Comment by panick21_
3 years ago
No its not news most of the time. The situation you are referencing is an extreme case and that's why it made news, and it happens to be a very well known story with the evidence being literally in the capital city. Seems like you are suffering from an extreme case of survivor bias.
It seems whenever I have in-depth knowledge of something, and see a journalist's reporting on it, it's all wrong.
For example, I was in a building once when a natural gas leak caused the roof to blow off. I recorded 3 local news casts about it later that evening. They all got major facts completely wrong. They said it was a warehouse (it was an office building). They said the building was cleared before it blew (I was in it when it blew, the firemen never suggested I leave).

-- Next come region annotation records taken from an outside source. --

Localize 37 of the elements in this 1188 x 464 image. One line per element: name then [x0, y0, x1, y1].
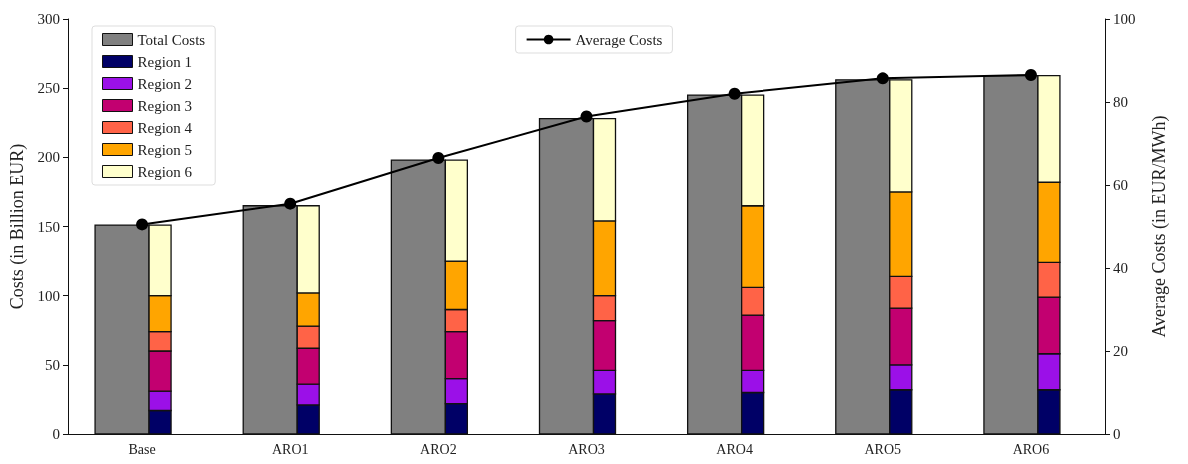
y2-tick-label: 80 [1113, 94, 1128, 110]
point [284, 197, 297, 210]
x-tick-label: ARO6 [1012, 441, 1050, 457]
legend-label: Average Costs [575, 31, 663, 48]
x-tick-label: ARO2 [420, 441, 457, 457]
point [432, 152, 445, 165]
y2-axis-title: Average Costs (in EUR/MWh) [1149, 115, 1170, 338]
legend-label: Region 1 [137, 53, 193, 70]
y2-tick-label: 60 [1113, 177, 1128, 193]
y-tick-label: 200 [37, 149, 60, 166]
y-tick-label: 100 [37, 287, 60, 304]
x-tick-label: ARO1 [271, 441, 309, 457]
y-axis-title: Costs (in Billion EUR) [7, 143, 28, 310]
x-tick-label: ARO3 [568, 441, 605, 457]
y-tick-label: 0 [52, 426, 60, 442]
y2-tick-label: 40 [1113, 260, 1128, 276]
point [728, 87, 741, 100]
y2-tick-label: 20 [1113, 343, 1128, 359]
y-tick-label: 300 [37, 11, 60, 27]
legend-label: Region 3 [137, 97, 193, 114]
point [580, 110, 593, 123]
y-tick-label: 250 [37, 80, 60, 97]
point [1024, 69, 1037, 82]
point [876, 72, 889, 85]
x-tick-label: Base [128, 441, 156, 457]
x-tick-label: ARO4 [716, 441, 753, 457]
legend-label: Region 2 [137, 75, 193, 92]
point [136, 218, 149, 231]
y2-tick-label: 0 [1113, 426, 1121, 442]
legend-label: Total Costs [137, 31, 206, 48]
legend-label: Region 6 [137, 163, 193, 180]
y2-tick-label: 100 [1113, 11, 1136, 27]
y-tick-label: 50 [45, 356, 60, 373]
y-tick-label: 150 [37, 218, 60, 235]
legend-label: Region 4 [137, 119, 193, 136]
legend-label: Region 5 [137, 141, 193, 158]
x-tick-label: ARO5 [864, 441, 902, 457]
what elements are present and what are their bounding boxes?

Another one is the 737MAX crashes. The popular press consistently misrepresents and misreports it. (I've posted about that here many times.)
And, quite obviously, the mainstream media in the US has been completely misrepresenting current events. Do you think that's a modern phenomenon? I don't. I suspect it has always been happening, it's just that the internet has exposed it.
"What people outside do not appreciate is that a newspaper is like a soufflé, prepared in a hurry for immediate consumption. This of course is why whenever you read a newspaper account of some event of which you have personal knowledge it is nearly always inadequate or inaccurate. Journalists are as aware as anyone of this defect; it is simply that if the information is to reach as many readers as possible, something less than perfection has often to be accepted." —David E. H. Jones, in New Scientist, Vol. 26
Relevant in this context inasmuch as many Wikipedia articles are based on press sources.